Sorry, had to LOL at the irony of this statement when I read it. Warheads safe? And reliable? Aren't those two goals in direct conflict with one another? ☺
Neil Farbstein
It took a facility bigger than a football field to confine alpha particles to a fusion pellet long enough to get past breakeven. Inertial confinement fusion is going to look like big dinosaur when commenting technology l;tike low energy nuclear fusion reaction reactors come on the scene. Vulvox has an aneurtronic fusion reactor on the drawing board that will cost hundreds of times less than laser ICF reactors or the biggest dinosaur of them all- the ITER tokamak type reactors. We also have a performance materials program for developing materials that can be used in clean aneutronic LENR reactors. http://vulvox.tripod.com/id10.html
piperTom
From above: "[A star's] huge mass squashes the atoms together to form helium, releasing huge amounts of energy as the strong nuclear force that keeps them apart is overcome." No; and again, no. The stars mass provides a high density, where the high temperature will, occasionally, provoke a collision so direct and violent as to overcome the electric force ... or close enough for the strong nuclear force to come into play. The strong nuclear force is *used* not "overcome".

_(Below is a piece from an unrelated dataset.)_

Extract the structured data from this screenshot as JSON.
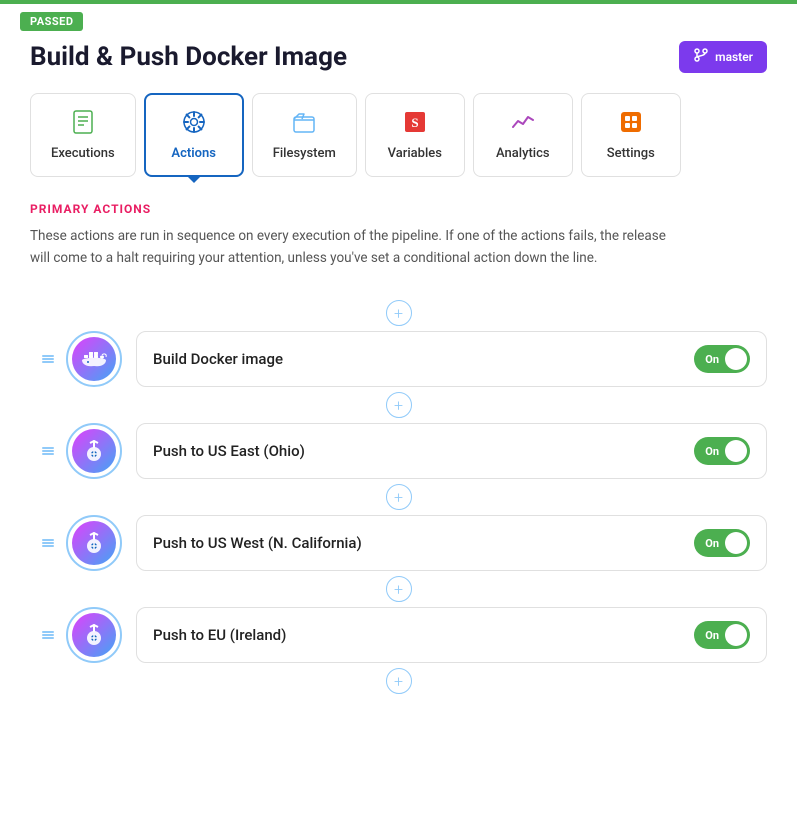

And PLEASE don't use the adverb "literally" to describe "harnessing". There are no horses in evidence.
moreover
A welcome step forward. But there remains the frustration that commercialization always seems 25 in the future…
By contrast, a US conversion to renewable energy would cost an estimated $26b/yr versus $120b/yr for the hidden costs of fossil fuels in the US PLUS $271 billion/yr. projected damage by climate change impacts (Ackerman & Stanton, Tufts U, 2008); (US Acad. of Sciences, 2010). NREL's Chuck Kutscher makes that case at the 1 hour mark in a Jan 26 2014 talk: Climate Change: The Latest Findings and What We Must Do. http://prairiefirenewspaper.com/2014-winter-lecture-series-january-26
Nelson Hyde Chick
Our discovery of an inexhaustible, cheap, nonpolluting energy source will save humanity from itself but not all other life on this planet from humanity.